シェアハウス運営で試行錯誤 コミュニティ形成がカギに 試される事業者の〝腕〟
住宅新報 2013年9月17日 号 15面

良好なコミュニティが鍵に。(写真はストーンズが川崎市で供給するシェアハウス)
10年ほど前から注目され始めたシェアハウス。特にここ3~4年は事業者の市場参入が進み、「賃貸市場の新たなジャンル」としての地位を確立した感がある。利用する入居者にとっての魅力だけでなく、「高利回り」「高収益」を合言葉に、事業収支性の高さを投資家にアピールする事業者も多い。ただ、時には問題行動を取る入居者が出現するのも事実。甘くない現実がそこにある。

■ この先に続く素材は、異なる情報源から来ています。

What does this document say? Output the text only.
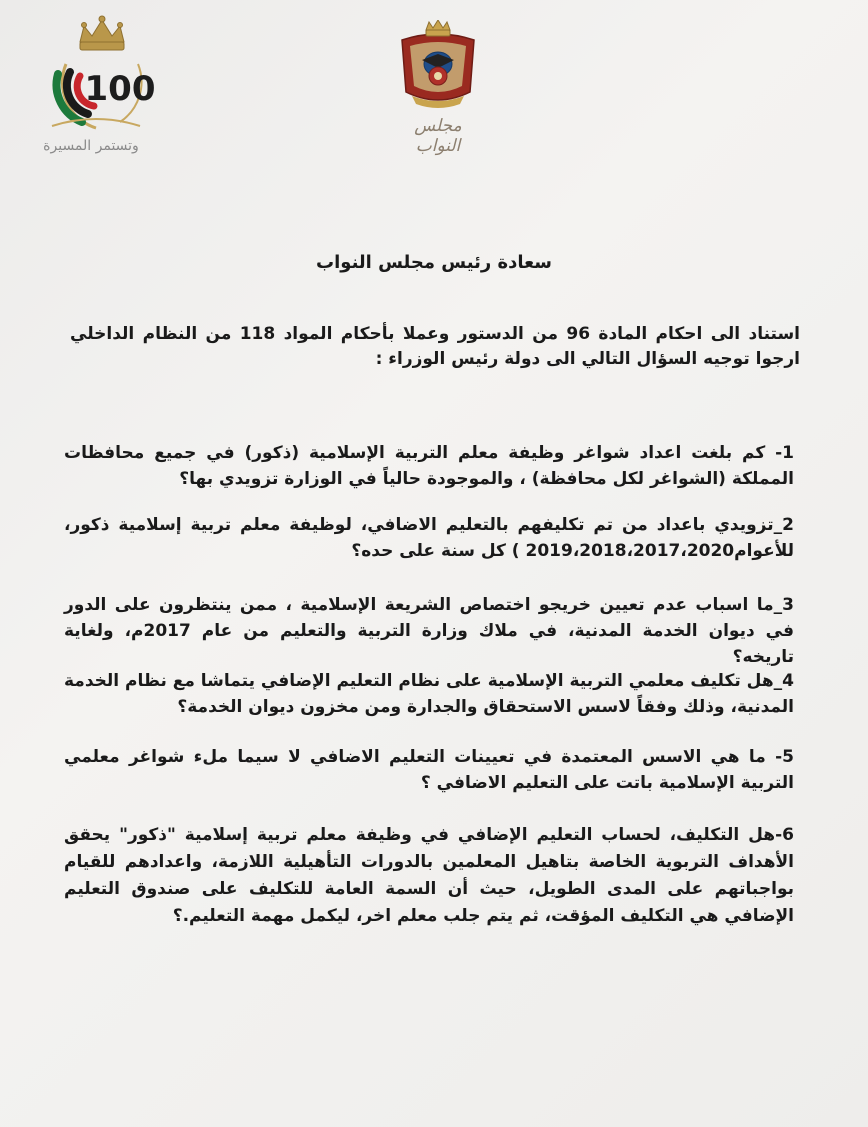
100
وتستمر المسيرة
مجلس النواب
سعادة رئيس مجلس النواب
استناد الى احكام المادة 96 من الدستور وعملا بأحكام المواد 118 من النظام الداخلي ارجوا توجيه السؤال التالي الى دولة رئيس الوزراء :
1- كم بلغت اعداد شواغر وظيفة معلم التربية الإسلامية (ذكور) في جميع محافظات المملكة (الشواغر لكل محافظة) ، والموجودة حالياً في الوزارة تزويدي بها؟
2_تزويدي باعداد من تم تكليفهم بالتعليم الاضافي، لوظيفة معلم تربية إسلامية ذكور، للأعوام2019،2018،2017،2020 ) كل سنة على حده؟
3_ما اسباب عدم تعيين خريجو اختصاص الشريعة الإسلامية ، ممن ينتظرون على الدور في ديوان الخدمة المدنية، في ملاك وزارة التربية والتعليم من عام 2017م، ولغاية تاريخه؟
4_هل تكليف معلمي التربية الإسلامية على نظام التعليم الإضافي يتماشا مع نظام الخدمة المدنية، وذلك وفقاً لاسس الاستحقاق والجدارة ومن مخزون ديوان الخدمة؟
5- ما هي الاسس المعتمدة في تعيينات التعليم الاضافي لا سيما ملء شواغر معلمي التربية الإسلامية باتت على التعليم الاضافي ؟
6-هل التكليف، لحساب التعليم الإضافي في وظيفة معلم تربية إسلامية "ذكور" يحقق الأهداف التربوية الخاصة بتاهيل المعلمين بالدورات التأهيلية اللازمة، واعدادهم للقيام بواجباتهم على المدى الطويل، حيث أن السمة العامة للتكليف على صندوق التعليم الإضافي هي التكليف المؤقت، ثم يتم جلب معلم اخر، ليكمل مهمة التعليم.؟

「運営管理の労力が想像以上。儲かっても、それ以上の手間がかかった」と語るのは、不動産情報ポータルサイト「ひとりぐらし白書」を運営するエイリスト(東京都渋谷区)の酒井一樹社長。09年9月からシェアハウス事業を手掛けたが、約2年後の11年7月に撤退。今は、ウェブ事業に専念している。
「異常なほどの人気だった」と09年のオープン当初を振り返る。1日の問い合わせ件数は20~30人。数日あれば満室に。1つが埋まれば次の物件を探し、合計5物件(戸建て2物件、マンション3物件)を運営するまでに成長した。潮目が変わったのは、オープンから1年程度経過してから。それまで数十人だった問い合わせ件数が数人に落ち込み、3カ月程度で退去していくケースが増えてきた。退去者が入居者を上回る状況が常態化し、収益はどんどん悪化。酒井社長は、「競合が増えたこと」のほか、「賃料の安さだけを売りにした物件だったこと」を事業失敗の要因に挙げる。